Therefore \(J_L(u)\) satisfies

$$\begin{aligned}\begin{aligned}&J_{L}(u)=I(u) \quad \text { if } \,\frac{1}{2} \Vert u\Vert ^2+\int _{\mathbb {R}^N}G(u) \,dx\le L, \\&J_L(u) \le I(u) \quad \text { for all } u \in H^1(\mathbb {R}^N). \end{aligned}\end{aligned}$$

Our required sequence satisfying the \(H^1(\mathbb {R}^N)\)-boundedness and the compactness will given as a sequence of critical points of \(J_{L}: H^1_0(B_{R_n})\rightarrow \mathbb {R}\) (\(R_n\rightarrow \infty \)).

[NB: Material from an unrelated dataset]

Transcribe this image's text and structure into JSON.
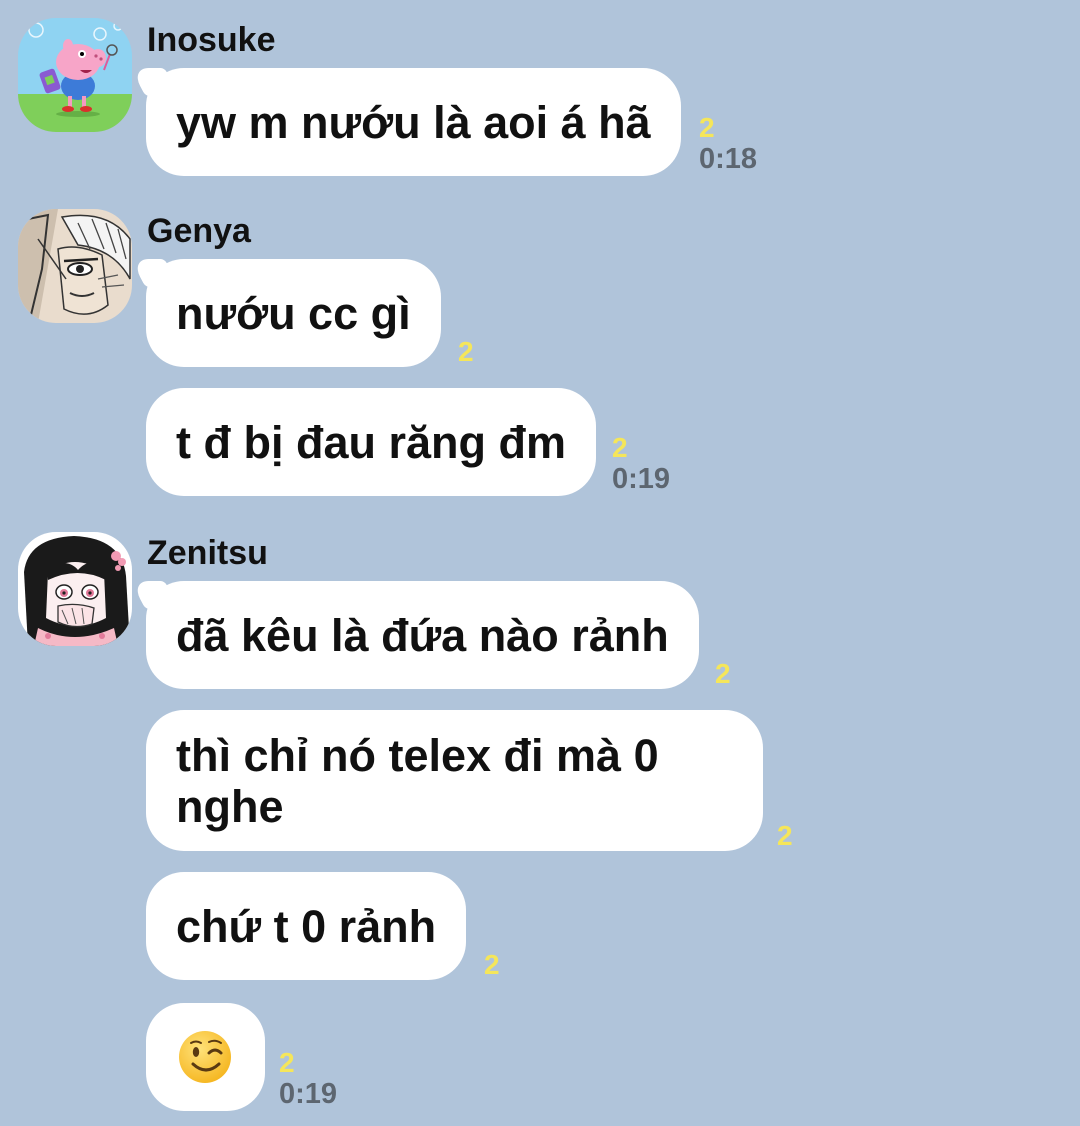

At the end of this subsection, we state properties of \(a_L(s)\) which are used later.

Lemma 2.2

\(a_L(s)\in C^2([0,\infty ),\mathbb {R})\) satisfies the following:

  1. (i)

    \(a_L'(s)\le 1\) for all \(s\ge 0\).

  2. (ii)

    If \(a_L'(s_1)=0\), then \(a_L(s_1)> L\).

Proof

(i) follows from \(a_L'(s)=1-q(s-L)_+^{q-1}\). We show (ii). Let \(s_1>0\) satisfy \(a_L'(s_1)=1-q(s_1-L)_+^{q-1}=0\). Then, we see that \(s_1>L\) and

$$\begin{aligned} (s_1-L)_+^{q-1}=(s_1-L)^{q-1}=\frac{1}{q}. \end{aligned}$$

Thus

$$\begin{aligned} a_L(s_1)=s_1-(s_1-L)^q =s_1-\frac{1}{q}(s_1-L) =\left( 1-\frac{1}{q}\right) (s_1-L)+L > L. \end{aligned}$$

Hence, (ii) holds. \(\square \)

2.2 The properties of modified functional

In this section, we state some properties of \(J_L(u)\). First, thanks to the modification, we can easily obtain the boundedness of \(\{u \in H^1(\mathbb {R}^N) | J_L(u)\ge 0\}\).

Lemma 2.3

Assume \(L \ge 1\). There exists a constant \(C_0=C_0(L)>0\) such that

$$\begin{aligned} \Vert u\Vert \le C_0 \quad \hbox { for all } u \in H^1(\mathbb {R}^N) \hbox { with } J_{L}(u) \ge 0. \end{aligned}$$

Proof

From (f.1)–(f.3), there exists a constant \(c_1>0\) such that \(|F(s)|\le \frac{V_0}{2}|s|^2+\frac{c_1}{p+1}|s|^{p+1}\) for all \(s\in \mathbb {R}\). Then, from (2.1), for some \(c_2>0\), we have

$$\begin{aligned} \left| \int _{\mathbb {R}^N} F(u) \,dx\right| \le \frac{V_0}{2} \Vert u\Vert _2^2 + \frac{c_1}{p+1}\Vert u\Vert _{p+1}^{p+1} \le \frac{1}{2}\Vert u\Vert ^2+ c_2 \Vert u\Vert ^{p+1}. \end{aligned}$$

Thus, from (2.2), we get

$$\begin{aligned} J_L(u)&\le \Vert u\Vert ^2 -\left( \frac{1}{2}\Vert u\Vert ^2 +\int _{\mathbb {R}^N}G(u) \,dx-L\right) _+^{q} + c_2 \Vert u\Vert ^{p+1} \nonumber \\&\le \Vert u\Vert ^2 - \left( \frac{1}{2}\Vert u\Vert ^2-L\right) _+^{q} + c_2\Vert u\Vert ^{p+1} =h(\Vert u\Vert ). \end{aligned}$$
(2.3)

Here we set \(h(s)=s^2-\left( \frac{1}{2}s^2 -L\right) _+^{q}+cs^{p+1}\). Since \(\lim _{s \rightarrow \infty } h(s) = -\infty \), there exists a constant \(C_0=C_0(L)>0\) such that

$$\begin{aligned} h(t) < 0 \quad \text { for all } t\in [C_0, \infty ). \end{aligned}$$
(2.4)

From (2.3) and (2.4), \(J_L(u)\ge 0\) implies \(\Vert u\Vert \le C_0\). \(\square \)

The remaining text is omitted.